My teacher brain feels like a jumbled mess. At the same time, I feel weirdly calm. I’m trying to reserve judgement on my new school and school district. From all outward appearances, it’s a great place to work. People are friendly. They smile in the hallway. The administration and school board seem to say all the right things.

I keep waiting for the other shoe to drop. And then I get peeved for even thinking that. During every professional interaction I have, there is a little voice in the back of my head that pokes at my paranoia. Is she telling you the truth? Why would she say that? What are his motivations? Is this person trying to get information out of me? What parts of the picture am I missing?

Who thinks this way? It’s crazy!

I keep feeling like I’ve been conditioned. Like a dog who has been beat, I have a difficult time trusting people. I flinch, and I question their intentions. I retreat into the safety of my empty classroom under the appearance of working on planning and getting ready for the school year.

I didn’t used to be this way. When I was a new teacher, my optimism was obvious. I knew in my heart that the people I worked with were there because they had kids at the center of every choice they made. It was all about selling out for kids and doing everything we could to ensure our students were safe, cared for, and on their way to a successful future. I was wrapped in a beautiful sweater knitted in the best intentions by people who were honest and caring to the core.

Then one day something happened. I don’t remember what the first event was that made me stop and think huh, that can’t be right. Looking back there were so many. I found a flaw in the beautiful sweater, and just this one misplaced string lead to the entire garment unraveling before my eyes. Over the course of a 5 or 6-year period, my gullible optimism turned into something very different.

Through battles and tears, over the course of many months, I tried to find different ways to make a difference in the lives of kids—ways that wouldn’t be blocked by the people who cared for kids, as long as it served their own purposes. It sounds so silly. Trying to explain to my own children at home my frustrations, explain away my tears and anger when I was blocked again from doing something that would have made a difference for that one kid… I couldn’t look at my own children and tell them that I was going to give up the fight. I was fighting for them—their future was in that twisted, corrupted district, and they were headed straight for the school and the politics that were distorting my naïve view of being a teacher.

And then they weren’t. Thread after thread unraveled, and I eventually chose to give up the fight.

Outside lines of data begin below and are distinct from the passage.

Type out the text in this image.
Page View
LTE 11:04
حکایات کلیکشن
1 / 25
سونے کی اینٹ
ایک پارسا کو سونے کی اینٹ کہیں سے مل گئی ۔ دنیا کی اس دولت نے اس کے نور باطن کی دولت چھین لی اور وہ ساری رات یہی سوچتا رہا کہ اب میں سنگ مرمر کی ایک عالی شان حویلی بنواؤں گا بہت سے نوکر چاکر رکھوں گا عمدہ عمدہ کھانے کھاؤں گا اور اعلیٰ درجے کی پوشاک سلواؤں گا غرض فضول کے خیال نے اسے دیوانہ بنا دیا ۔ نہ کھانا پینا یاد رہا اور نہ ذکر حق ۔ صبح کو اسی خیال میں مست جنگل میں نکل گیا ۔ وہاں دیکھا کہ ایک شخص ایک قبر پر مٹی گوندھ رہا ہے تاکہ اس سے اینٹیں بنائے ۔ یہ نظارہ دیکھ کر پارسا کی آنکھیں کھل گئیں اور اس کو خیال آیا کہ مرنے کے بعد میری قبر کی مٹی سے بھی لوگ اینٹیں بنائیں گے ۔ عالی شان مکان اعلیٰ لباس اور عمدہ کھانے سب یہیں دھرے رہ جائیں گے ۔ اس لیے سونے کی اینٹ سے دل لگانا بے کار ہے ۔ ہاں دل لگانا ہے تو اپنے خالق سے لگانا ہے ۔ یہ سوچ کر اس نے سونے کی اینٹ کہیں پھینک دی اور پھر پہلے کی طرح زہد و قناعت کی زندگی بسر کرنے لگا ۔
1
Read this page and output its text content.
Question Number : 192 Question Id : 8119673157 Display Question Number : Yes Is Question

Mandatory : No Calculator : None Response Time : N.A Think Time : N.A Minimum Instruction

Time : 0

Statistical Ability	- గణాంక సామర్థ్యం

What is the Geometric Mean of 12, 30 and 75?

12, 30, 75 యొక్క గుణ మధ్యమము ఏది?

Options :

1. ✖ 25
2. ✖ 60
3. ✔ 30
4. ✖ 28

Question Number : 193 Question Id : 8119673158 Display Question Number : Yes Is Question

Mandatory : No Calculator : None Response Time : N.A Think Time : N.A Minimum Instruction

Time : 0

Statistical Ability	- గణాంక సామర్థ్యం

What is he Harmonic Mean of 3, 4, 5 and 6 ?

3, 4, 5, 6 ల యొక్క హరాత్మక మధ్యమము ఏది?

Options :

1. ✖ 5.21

I believe that in order for students to be successful in school, they must attend school regularly. Common sense dictates that. Teachers are focused on the success of students, and they shouldn’t have to spend any of their time asking administrators and parents why some students are absent 15 or more days in a quarter or a semester. After going multiple rounds with administrators which finally resulted in a professionally-written letter (by me) to the upper administration and school board, I was informed that at that particular time, our district was more concerned with graduation rates than attendance rates.

The fight was knocked out of me. I had none left after I was metaphorically patted on the head and told to get back in line and stop asking questions. That is when a switch flipped in my head, and I knew my own children were not destined to graduate from a district where they would only be counted in the graduation rate and not as individual achievers.

I was out. The sweater had completely unraveled, and instead of being left with a beautiful pile of yarn, I was only left with frayed twine and an empty, let-down feeling in my gut.

It’s been hard to walk away. I feel like I have failed my students. I feel like I have abandoned them, and they will have to fend for themselves. Even though I may feel this way, I know there are plenty of opportunities for their success and plenty of educators who haven’t given up on the fight yet. I pray that my old students find those teachers and can navigate around the fray. Educational opportunities can come from bad situations as well.

As for my new students, I hope I do right by them. I’m collecting my own data based on my own interactions, not any secondary sources. It feels like I am in a good place. I am ready to heal and move forward.

So here I sit. In a new classroom. In a new district. In a new part of the world. All this “new” is exciting and invigorating, and I feel the familiar pull of making a difference in the lives of kids. I’m surrounded by people who are equally excited, committed to change, and ready to jump in head first. There is so much new that I’m happy to have left the old behind… and I will carry the hard lessons learned with me into the new.